Quelque chose que l’on oublie trop souvent : surveillance de la qualité de l’air intérieur

Logement, moyens de transport, lieu de travail, école… Nous passons plus de 80 % de notre temps dans des lieux clos et l’air que nous y respirons n’est pas toujours de bonne qualité. Outre les apports de l’air extérieur, les sources potentielles de pollution dans les bâtiments sont en effet nombreuses : appareils à combustion, matériaux de construction, produits de décoration (peinture, colles, vernis…), meubles, activité humaine (tabagisme, produits d’entretien, bricolage, cuisine…), présence d’animaux domestiques… L’air intérieur, spécifiquement dans les logements, est donc pollué de manière spécifique par rapport à l’air extérieur.
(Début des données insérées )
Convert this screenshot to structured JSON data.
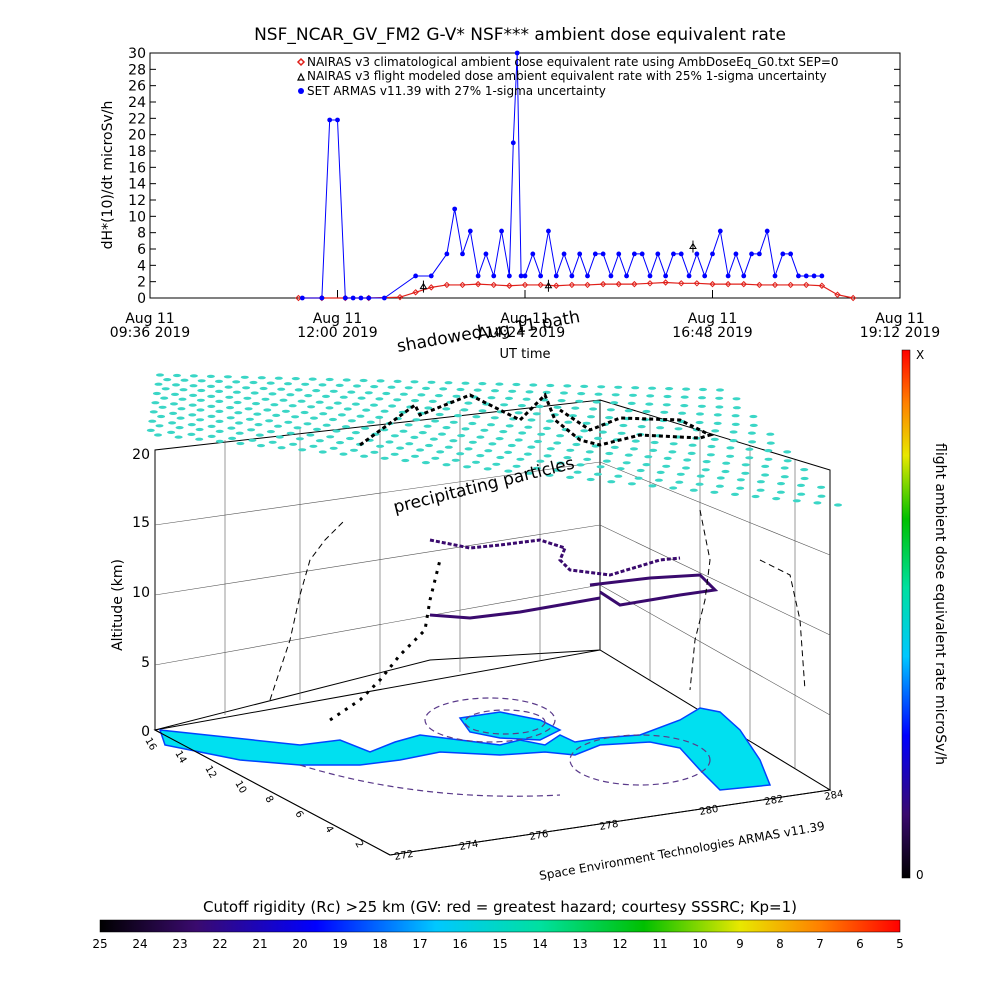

La bonne qualité de l’air à l’intérieur d’un bâtiment a un effet démontré sur la qualité de concentration, le taux d’absentéisme dans les écoles, le bien-être. A contrario, une mauvaise qualité de l’air peut favoriser l’émergence de symptômes tels que des maux de tête, de la fatigue, de l’irritation des yeux, du nez, de la gorge et de la peau, des vertiges, ou encore des allergies respiratoires et de l’asthme.

Les enjeux sanitaires et économiques liés à la qualité de l’air intérieur sont importants. En France, on estime à 19 milliards d’euros par an le coût de la mauvaise qualité de l’air intérieur. Il est donc important de mettre en œuvre des actions pour améliorer la qualité de l’air intérieur, que ce soit dans les logements ou dans les établissements recevant du public comme les écoles.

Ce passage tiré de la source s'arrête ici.